Numerical instability at small T. Temperatures below 1.0 make the softmax peaky and the gradient large; loss spikes and the training run NaNs. Stay above 1.5 unless a held-out perplexity sweep shows otherwise.
Length bias. Longer responses contribute more positions to the loss, so the gradient is biased toward long-target behavior. We mean-reduce over response positions to flatten this; the alternative (sum-reduce) is what some early KD papers used and what makes some recipes mysteriously prefer terse responses.
Where this fits in the kolm compile loop
The standard pipeline is capture → (distill | SFT) → (preference) → (GRPO) → K-score gate → sign → ship. Response distillation replaces or augments the SFT stage when a strong frontier teacher is available and the buyer's deployment target is much smaller than that teacher. The downstream stages are unchanged; the K-score gate sees only the student's output and does not care whether the student learned from labels or from teacher logits.
Citations
Hinton, G., Vinyals, O. & Dean, J. Distilling the Knowledge in a Neural Network. arXiv:1503.02531, 2015. The original soft-labels recipe and the T2 chain-rule scaling.
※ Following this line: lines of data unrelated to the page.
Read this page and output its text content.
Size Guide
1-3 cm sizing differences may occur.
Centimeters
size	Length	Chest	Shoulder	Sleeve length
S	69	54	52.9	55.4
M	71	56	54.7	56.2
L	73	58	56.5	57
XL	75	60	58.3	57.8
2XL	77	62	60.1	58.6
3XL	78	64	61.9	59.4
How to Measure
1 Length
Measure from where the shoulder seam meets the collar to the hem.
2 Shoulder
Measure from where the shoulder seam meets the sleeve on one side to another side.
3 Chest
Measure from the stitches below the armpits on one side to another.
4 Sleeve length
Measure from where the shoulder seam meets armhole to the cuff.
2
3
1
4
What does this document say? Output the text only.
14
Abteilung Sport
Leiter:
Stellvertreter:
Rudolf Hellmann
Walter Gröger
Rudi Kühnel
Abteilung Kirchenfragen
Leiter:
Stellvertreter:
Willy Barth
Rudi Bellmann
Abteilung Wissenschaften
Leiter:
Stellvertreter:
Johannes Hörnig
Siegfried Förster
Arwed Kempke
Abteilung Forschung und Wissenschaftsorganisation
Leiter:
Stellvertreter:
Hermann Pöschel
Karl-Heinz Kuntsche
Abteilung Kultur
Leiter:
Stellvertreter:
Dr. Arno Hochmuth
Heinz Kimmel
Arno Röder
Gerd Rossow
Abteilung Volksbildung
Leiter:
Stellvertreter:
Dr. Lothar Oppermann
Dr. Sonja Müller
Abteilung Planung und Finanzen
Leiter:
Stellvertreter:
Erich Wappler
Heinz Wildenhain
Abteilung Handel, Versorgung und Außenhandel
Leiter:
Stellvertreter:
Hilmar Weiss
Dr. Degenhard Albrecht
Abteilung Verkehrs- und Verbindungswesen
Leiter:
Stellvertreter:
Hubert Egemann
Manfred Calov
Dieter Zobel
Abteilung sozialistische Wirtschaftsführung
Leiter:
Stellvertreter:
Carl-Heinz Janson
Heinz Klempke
Kim, Y. & Rush, A. M. Sequence-Level Knowledge Distillation. arXiv:1606.07947, 2016. The sequence-level variant; teacher's argmax becomes the student's target.
Gu, Y. et al. MiniLLM: Knowledge Distillation of Large Language Models. arXiv:2306.08543, 2024. The reverse-KL formulation; keeps the student from spreading mass.
Agarwal, R. et al. On-Policy Distillation of Language Models. arXiv:2306.13649, 2024. Why training on the student's own samples beats training on the teacher's when the gap is large.
Gou, J. et al. Knowledge Distillation: A Survey. arXiv:2006.05525, 2021. The reference review covering offline, online, and self-distillation variants.